- Directed by: Michael Paseornek
- Written by: Michael Paseornek
- Produced by: John Dunning Dan Lieberstein André Link Tami Lynn
- Starring: James Marshall Christina Applegate Faye Grant Paige Turco Scott Cohen Bruce Altman Steven Keats Shane Butterworth Dennis Ostermaier
- Cinematography: Michael Slovis
- Edited by: Pamela Scott Arnold
- Music by: Bob Christianson
- Release date: July 2, 1996;
- Running time: 104 minutes
- Country: United States
- Language: English

= Vibrations (film) =

Vibrations is a 1996 film directed and written by Michael Paseornek.

==Plot==
Vibrations follows the story of TJ Cray, an up-and-coming rock star in the making. On his way to the big city to audition for an A&R man and secure a record deal, his car is hit by a car load of drunks who then use heavy machinery to sever his hands. With his hands gone TJ falls out of the music business and becomes a homeless drunk with plastic hands. TJ Cray believes all is lost until one night he is awoken in the dirty warehouse he sleeps in by a pulsating rhythmic beat. There's an illegal rave party in the warehouse and TJ is found by Anamika, a computer artist, who takes him outside for fresh air. They become good friends after TJs plastic hands help him stop Anamika getting raped by knife wielding rave thugs.
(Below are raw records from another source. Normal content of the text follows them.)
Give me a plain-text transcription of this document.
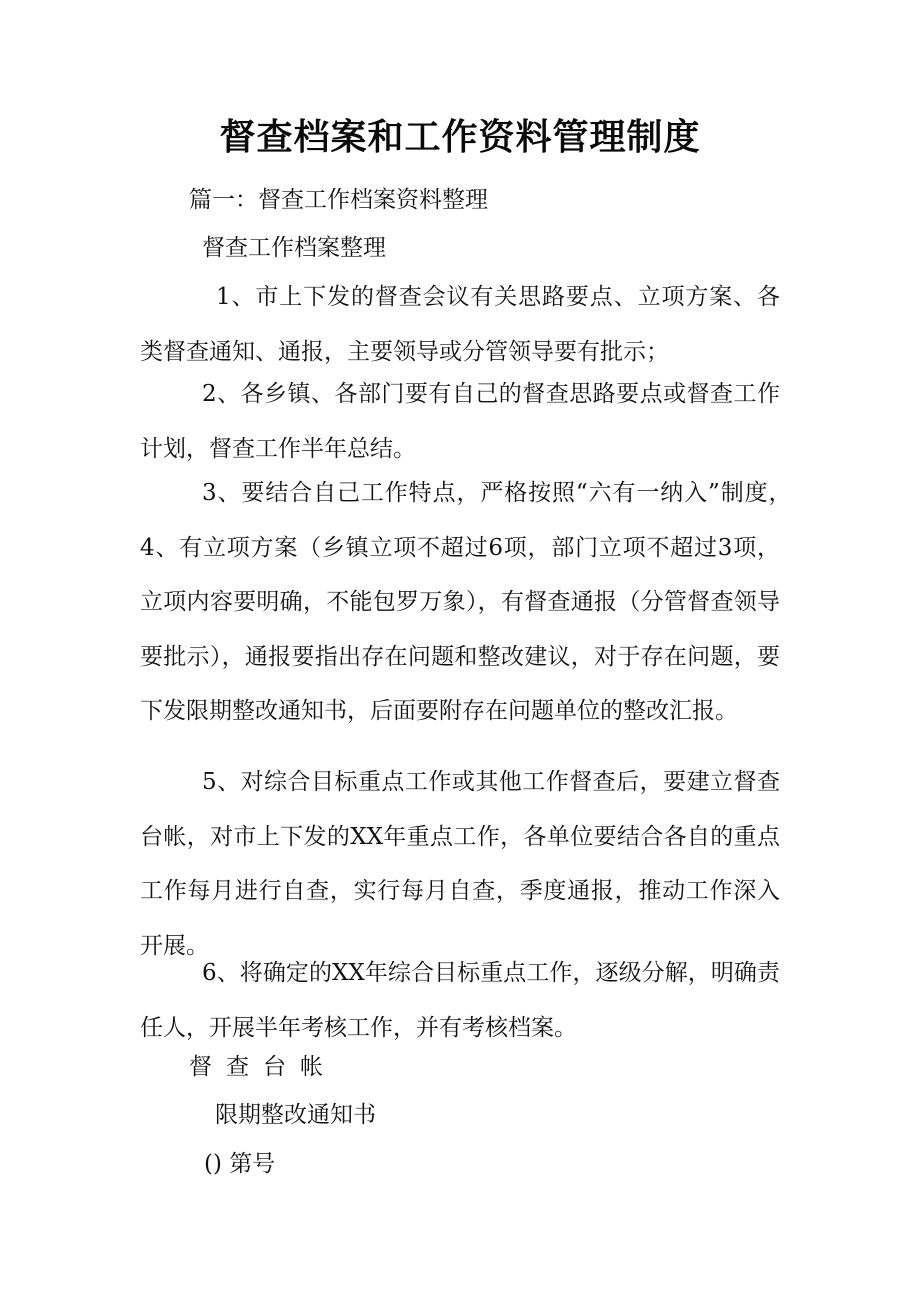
督查档案和工作资料管理制度
篇一：督查工作档案资料整理
督查工作档案整理
1、市上下发的督查会议有关思路要点、立项方案、各类督查通知、通报，主要领导或分管领导要有批示；
2、各乡镇、各部门要有自己的督查思路要点或督查工作计划，督查工作半年总结。
3、要结合自己工作特点，严格按照“六有一纳入”制度，　　4、有立项方案（乡镇立项不超过6项，部门立项不超过3项，立项内容要明确，不能包罗万象），有督查通报（分管督查领导要批示），通报要指出存在问题和整改建议，对于存在问题，要下发限期整改通知书，后面要附存在问题单位的整改汇报。
5、对综合目标重点工作或其他工作督查后，要建立督查台帐，对市上下发的XX年重点工作，各单位要结合各自的重点工作每月进行自查，实行每月自查，季度通报，推动工作深入开展。
6、将确定的XX年综合目标重点工作，逐级分解，明确责任人，开展半年考核工作，并有考核档案。
督查台帐
限期整改通知书
() 第号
Anamika introduces TJ to her friends, including Geek, who replace TJs plastic hands with metal robot piano playing hands. Eventually TJ has a metallic cyber suit made for him and he pioneers electronic music, becoming an overnight sensation known as Cyberstorm.

==Reception==
Upon release Vibrations initially bombed. However, the film was one of the first films to be released on DVD.